Si l’auteur ne parle pas vraiment des pratiques contemporaines, comme le suggérerait le titre de sa thèse et alors qu’elle les évoque pour d’autres types de tatouages, elle explique cependant, comme nous l’avons déjà vu, que le tatouage inuit était l’un des rites pratiqués par les chamans, pour ses vertus curatives et protectrices envers les esprits maléfiques et les âmes des animaux tués à la chasse. Pour « amadouer » ces esprits d’animaux et donc pour faciliter la chasse, les femmes et les filles de pêcheurs arboraient des talismans tatoués.

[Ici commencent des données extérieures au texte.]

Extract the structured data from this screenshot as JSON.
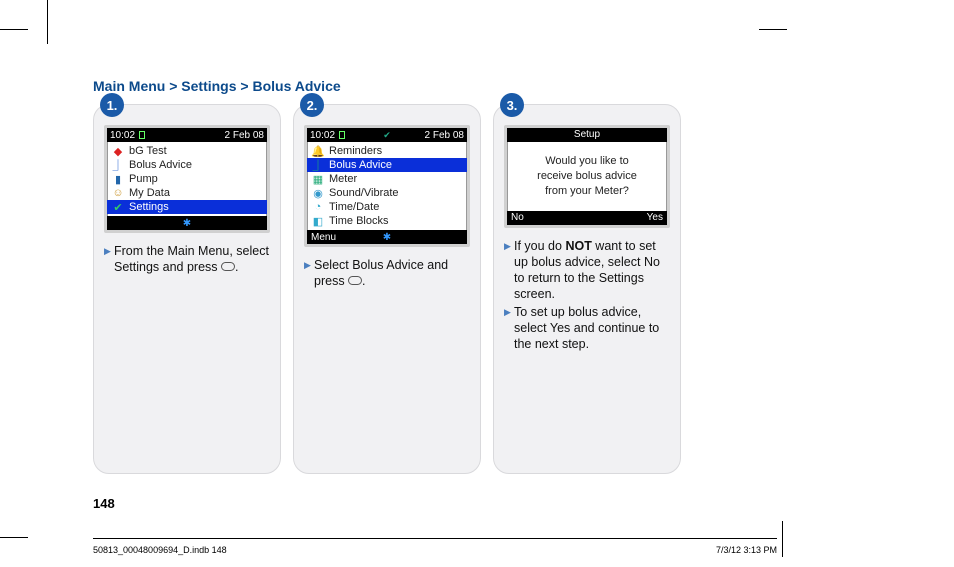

Mais l’article d’Elise Müller nous apprend également que « comme dans de nombreux autres endroits du globe, les femmes non tatouées étaient moquées » (ce qui montre l’importance sociale du tatouage !) et que c’est la christianisation (et donc la colonisation) de l’Arctique qui a eut pour effet de « faire disparaître en grande partie la pratique ».
Ce sont désormais des types de tatouages plus occidentaux qui sont portés par les jeunes, même si « une minorité d’entre eux manifeste cependant aujourd’hui le désir de renouer avec leur identité inuit et les pratiques qui lui sont propres, dont le tatouage traditionnel. » (Ce qui est par exemple le cas d’Alethea Arnaquq-Baril.)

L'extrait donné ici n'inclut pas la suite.